Sometimes, we see Jesus pictured too often as a "genial good fellow," who forgave everybody
from the woman taken in adultery, the lying Simon Peter, stealing tax collector,
Zacchaeus, the thief on the cross.
But what we have forgotten is that this forgiveness has upon it the costliness of the cross;
the indignation of the one who could drive out from the temple the money-changers
who made excessive profits, who made a "racket" out of poor people's desire for worship;
and the intolerance of one who could not stomach the hypocrisy and double-dealing of the Pharisees,
who "cleansed the outside of the plate, but inside they are full of extortion and excess
."
(Matthew 23:25)

As a result of His refusing to put up with evil, they killed Him!
We must never forget that.
But we must also remember that His method of meeting evil did not save him from the cross,
it did have its own saving influence from which men can never escape.

Remember tolerance is evil when we are so broad-minded that it makes no difference
what anyone believes or does so long as he doesn't get in our way.
When such indifference reduces truth, right, justice, and mercy to a nothingness,
a matter of little or not important is the wide easy way to destruction.

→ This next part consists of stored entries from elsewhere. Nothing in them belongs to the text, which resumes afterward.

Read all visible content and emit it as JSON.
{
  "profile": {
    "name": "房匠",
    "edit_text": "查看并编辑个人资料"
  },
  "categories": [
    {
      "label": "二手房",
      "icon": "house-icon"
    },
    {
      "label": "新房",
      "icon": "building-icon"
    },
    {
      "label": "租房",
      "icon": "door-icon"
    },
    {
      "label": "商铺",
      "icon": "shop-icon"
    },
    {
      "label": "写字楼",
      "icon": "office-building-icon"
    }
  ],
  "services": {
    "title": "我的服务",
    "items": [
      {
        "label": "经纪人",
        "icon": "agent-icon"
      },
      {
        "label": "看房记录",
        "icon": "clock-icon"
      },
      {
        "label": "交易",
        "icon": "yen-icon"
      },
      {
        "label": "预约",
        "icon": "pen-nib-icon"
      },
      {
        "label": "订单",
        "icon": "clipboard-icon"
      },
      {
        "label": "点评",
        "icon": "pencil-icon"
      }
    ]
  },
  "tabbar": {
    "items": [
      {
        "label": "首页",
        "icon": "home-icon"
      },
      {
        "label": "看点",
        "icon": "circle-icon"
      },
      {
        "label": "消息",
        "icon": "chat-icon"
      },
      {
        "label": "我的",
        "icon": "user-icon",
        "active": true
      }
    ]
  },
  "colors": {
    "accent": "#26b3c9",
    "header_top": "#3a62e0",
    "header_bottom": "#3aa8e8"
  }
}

The worst threat to our human welfare today is not communism or terrorism,
as dangerous as they are, but rather the indifferent tolerance that believes nothing with conviction
and takes no stand on any issue, for to do so will "hurt the business," "is unsafe,"
and other such reasons.

This is the great danger of the free world, as Sara Henderson Hay pictures it in her poem:
Heresy Indeed

"It is a piteous thing to be
Enlisted in no cause at all,
Unsworn to any heraldry;
To fly no banner from the wall,
Own nothing you would sweat or try for,
Or bruise your hands or bleed or die for.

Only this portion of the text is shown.